Question

The ionisation potential of mercury is 10.39 V. How far an electron must travel in an electric field of $1.5\times {{10}^{6}}V{{m}^{-1}}$ to gain sufficient energy to ionise mercury?
A. $\dfrac{10.39}{1.6\times {{10}^{-19}}}m$
B. $\dfrac{10.39}{2\times 1.6\times {{10}^{-19}}}m$
C. $10.39\times 1.6\times {{10}^{-19}}m$
D. $\dfrac{10.39}{1.5\times {{10}^{6}}}m$

Answer 1

Hint: Ionisation potential is equal to the ionisation energy divided by the charge of an electron. When the electron travels in the electric field it will accelerate and gain some energy. Use the formula for the energy gained by the electron. Equate the ionisation energy of mercury and energy gained by the electron.

Formula used:
$V=\dfrac{U}{e}$,
where $V$ is ionisation potential, $U$ is ionisation energy and $e$ is the magnitude of charge on an electron.
$W=eEd$,
where $W$ is the energy gained by an electron when it travels a distance d along an electric field E.

Complete step by step answer:
 Ionisation potential energy of a substance is the minimum required energy required to ionise the substance. Ionisation potential is equal to the ionisation energy divided by the charge of an electron.
$V=\dfrac{U}{e}$ …. (i)
It is given that the ionisation potential of mercury is 10.39V. We are asked to calculate the distance travelled by an electron in an electric field of $1.5\times {{10}^{6}}V{{m}^{-1}}$ such that it attains the minimum energy to ionise mercury. This means that $V=10.39volts$.
And $e=1.6\times {{10}^{-19}}C$.
Substitute the values of $e$ and $V$ in (i)
$10.39=\dfrac{U}{1.6\times {{10}^{-19}}}$
$\Rightarrow U=10.39\times 1.6\times {{10}^{-19}}J$ …. (ii)
When the electron travels in the electric field it will accelerate and gain some energy. The energy gained by the electron is equal to $W=eEd$.
Here, $E=1.5\times {{10}^{6}}V{{m}^{-1}}$.
$\Rightarrow W=1.6\times {{10}^{-19}}\times 1.5\times {{10}^{6}}d$ ….. (iii)
And to ionise the mercury, the energy gained by the electron must be equal to the ionisation energy of mercury i.e, $W=U$.
Therefore, equate (ii) and (iii)
$10.39\times 1.6\times {{10}^{-19}}=1.6\times {{10}^{-19}}\times 1.5\times {{10}^{6}}d$
$\therefore d=\dfrac{10.39}{1.5\times {{10}^{6}}}$.

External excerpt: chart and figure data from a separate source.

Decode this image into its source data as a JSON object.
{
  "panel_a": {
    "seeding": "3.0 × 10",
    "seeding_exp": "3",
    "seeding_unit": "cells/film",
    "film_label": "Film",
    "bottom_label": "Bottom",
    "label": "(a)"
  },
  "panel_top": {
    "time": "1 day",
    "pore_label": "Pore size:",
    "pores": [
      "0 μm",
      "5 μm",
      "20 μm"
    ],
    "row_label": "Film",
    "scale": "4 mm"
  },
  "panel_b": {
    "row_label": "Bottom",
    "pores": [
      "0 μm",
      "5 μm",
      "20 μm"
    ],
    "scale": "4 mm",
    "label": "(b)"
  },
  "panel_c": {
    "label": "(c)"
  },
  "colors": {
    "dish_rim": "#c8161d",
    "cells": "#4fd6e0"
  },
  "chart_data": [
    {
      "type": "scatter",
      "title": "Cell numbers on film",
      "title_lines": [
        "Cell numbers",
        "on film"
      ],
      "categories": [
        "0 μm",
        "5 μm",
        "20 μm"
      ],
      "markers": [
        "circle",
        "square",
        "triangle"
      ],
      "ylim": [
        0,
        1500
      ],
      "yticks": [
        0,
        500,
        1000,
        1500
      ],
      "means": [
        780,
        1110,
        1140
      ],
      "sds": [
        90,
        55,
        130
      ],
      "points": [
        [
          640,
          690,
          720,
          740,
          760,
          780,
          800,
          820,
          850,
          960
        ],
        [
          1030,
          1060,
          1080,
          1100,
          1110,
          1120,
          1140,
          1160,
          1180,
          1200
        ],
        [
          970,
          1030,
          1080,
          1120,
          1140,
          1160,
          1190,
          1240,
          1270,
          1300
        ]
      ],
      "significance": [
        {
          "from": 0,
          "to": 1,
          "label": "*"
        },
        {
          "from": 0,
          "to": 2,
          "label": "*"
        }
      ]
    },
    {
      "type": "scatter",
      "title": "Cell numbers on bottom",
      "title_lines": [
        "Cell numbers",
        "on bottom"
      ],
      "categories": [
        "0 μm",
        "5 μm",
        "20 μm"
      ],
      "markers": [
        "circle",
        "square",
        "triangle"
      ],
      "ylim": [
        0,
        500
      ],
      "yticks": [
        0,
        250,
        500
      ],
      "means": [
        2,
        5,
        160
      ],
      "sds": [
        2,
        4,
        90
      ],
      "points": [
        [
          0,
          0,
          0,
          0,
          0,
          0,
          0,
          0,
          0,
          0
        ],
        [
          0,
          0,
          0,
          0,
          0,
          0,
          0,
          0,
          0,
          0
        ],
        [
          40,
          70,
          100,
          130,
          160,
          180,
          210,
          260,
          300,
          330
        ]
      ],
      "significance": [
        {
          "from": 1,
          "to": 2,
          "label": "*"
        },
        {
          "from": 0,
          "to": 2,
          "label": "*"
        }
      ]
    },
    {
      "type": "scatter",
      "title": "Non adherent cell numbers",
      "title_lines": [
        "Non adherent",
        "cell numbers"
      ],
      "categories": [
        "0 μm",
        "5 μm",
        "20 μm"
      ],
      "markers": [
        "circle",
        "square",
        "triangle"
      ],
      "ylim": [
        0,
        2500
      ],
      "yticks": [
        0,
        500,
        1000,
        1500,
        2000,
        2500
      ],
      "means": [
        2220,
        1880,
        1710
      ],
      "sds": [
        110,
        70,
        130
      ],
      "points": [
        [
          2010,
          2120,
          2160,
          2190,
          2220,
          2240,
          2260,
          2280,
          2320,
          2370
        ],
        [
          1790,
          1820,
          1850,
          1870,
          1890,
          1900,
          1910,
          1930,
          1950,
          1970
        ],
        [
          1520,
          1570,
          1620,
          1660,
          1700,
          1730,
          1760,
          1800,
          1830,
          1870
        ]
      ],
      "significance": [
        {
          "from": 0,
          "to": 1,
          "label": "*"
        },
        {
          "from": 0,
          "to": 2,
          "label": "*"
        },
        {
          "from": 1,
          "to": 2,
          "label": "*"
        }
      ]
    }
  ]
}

Hence, the correct option is D.

Note: Sometimes it is misunderstood by thinking that ionisation potential and ionisation energy are one and the same quantities. However, they are not the same quantities and we have seen the difference between the two.We can say that ionisation potential is the minimum amount of potential difference across a substance required to ionise the substance.